Mayor of Tynemouth
- In office 1928–1930

Personal details
- Born: Annie Maud Burnett 27 February 1863 10 Prior's Terrace, Tynemouth, Northumberland, England
- Died: 17 November 1950 (aged 87) Collingwood Terrace, Tynemouth, England

= Maud Burnett =

Dame Annie Maud Burnett DBE JP (27 February 1863 — 17 November 1950) was a local English politician who served as the first female mayor of Tynemouth.

==Life==
The second daughter of Jacob Burnett, an alkali manufacturer Burnett was born on 27 February 1863 at 10 Prior's Terrace, Tynemouth, Northumberland, where she is commemorated by a Blue Plaque. She was taught at local schools before travelling to Vevey, Switzerland, to complete her education. After returning she did voluntary welfare work and work teaching a bible class and at the Church of the Holy Saviour in Tynemouth. Following her family's Liberal political sympathies, Burnett served as honorary secretary of the Tynemouth Women's Liberal Federation from 1895 to 1910.
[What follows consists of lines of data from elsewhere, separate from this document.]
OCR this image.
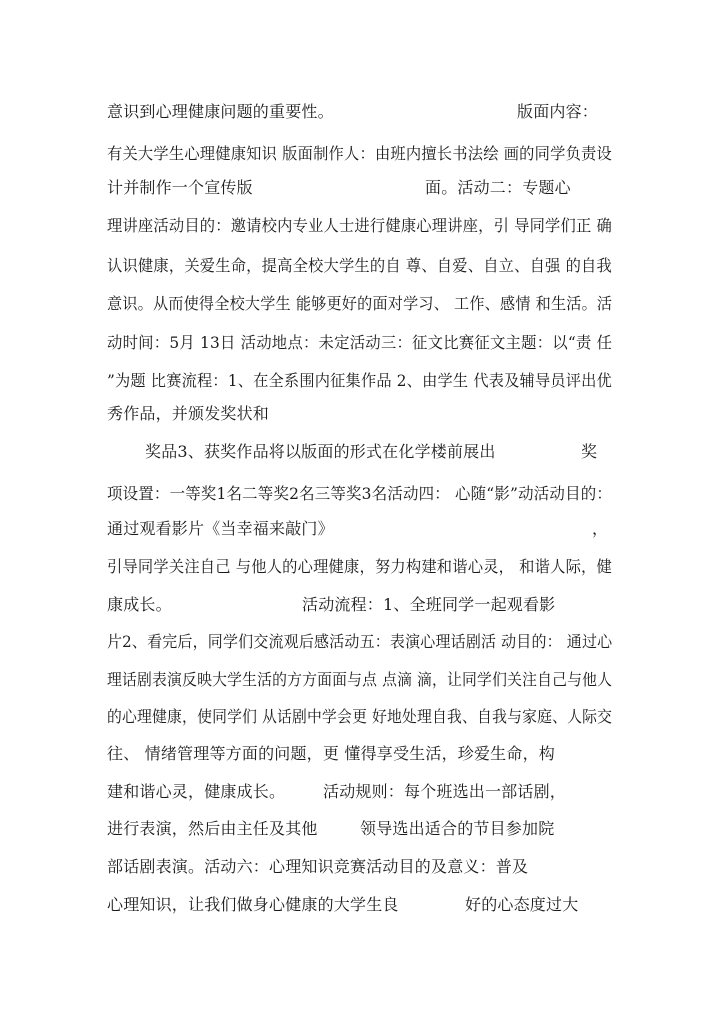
意识到心理健康问题的重要性。	版面内容：
有关大学生心理健康知识 版面制作人：由班内擅长书法绘 画的同学负责设
计并制作一个宣传版	面。活动二：专题心
理讲座活动目的：邀请校内专业人士进行健康心理讲座，引 导同学们正 确
认识健康，关爱生命，提高全校大学生的自 尊、自爱、自立、自强 的自我
意识。从而使得全校大学生 能够更好的面对学习、 工作、感情 和生活。活
动时间：5月 13日 活动地点：未定活动三：征文比赛征文主题：以“责 任
”为题 比赛流程：1、在全系围内征集作品 2、由学生 代表及辅导员评出优
秀作品，并颁发奖状和
奖品3、获奖作品将以版面的形式在化学楼前展出	奖
项设置：一等奖1名二等奖2名三等奖3名活动四： 心随“影”动活动目的：
通过观看影片《当幸福来敲门》	，
引导同学关注自己 与他人的心理健康，努力构建和谐心灵， 和谐人际，健
康成长。	活动流程：1、全班同学一起观看影
片2、看完后，同学们交流观后感活动五：表演心理话剧活 动目的： 通过心
理话剧表演反映大学生活的方方面面与点 点滴 滴，让同学们关注自己与他人
的心理健康，使同学们 从话剧中学会更 好地处理自我、自我与家庭、人际交
往、 情绪管理等方面的问题，更 懂得享受生活，珍爱生命，构
建和谐心灵，健康成长。 活动规则：每个班选出一部话剧，
进行表演，然后由主任及其他	领导选出适合的节目参加院
部话剧表演。活动六：心理知识竞赛活动目的及意义：普及
心理知识，让我们做身心健康的大学生良	好的心态度过大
In 1902, Burnett founded a Tynemouth branch of the Women's Local Government Society, standing for election to the municipal council in 1909. Although defeated, she was returned the next year with the support of the Liberal Society, becoming the first woman in the North of England to sit as a municipal councillor. In 1918 she was created a DBE in thanks for her work during the First World War as President of the Tynemouth War Savings Association, and on 28 August 1920 was made a Justice of the Peace.

Following her retirement from the council in 1921 she did voluntary work before being re-elected in 1926. From 1928 to 1930 she served a pair of two-year terms as Mayor of Tynemouth, and was the first woman elected to that position.

A portrait of her attributed to John William Gilroy is in the ownership of North Tyneside Council

==Death==
She retired from politics in 1934, and died at home on 17 November 1950, aged 87.

==Family==
Her younger brothers John Walter Burnett (1864-1946) and Norman Burnett founded the Burnett Steam Shipping Company.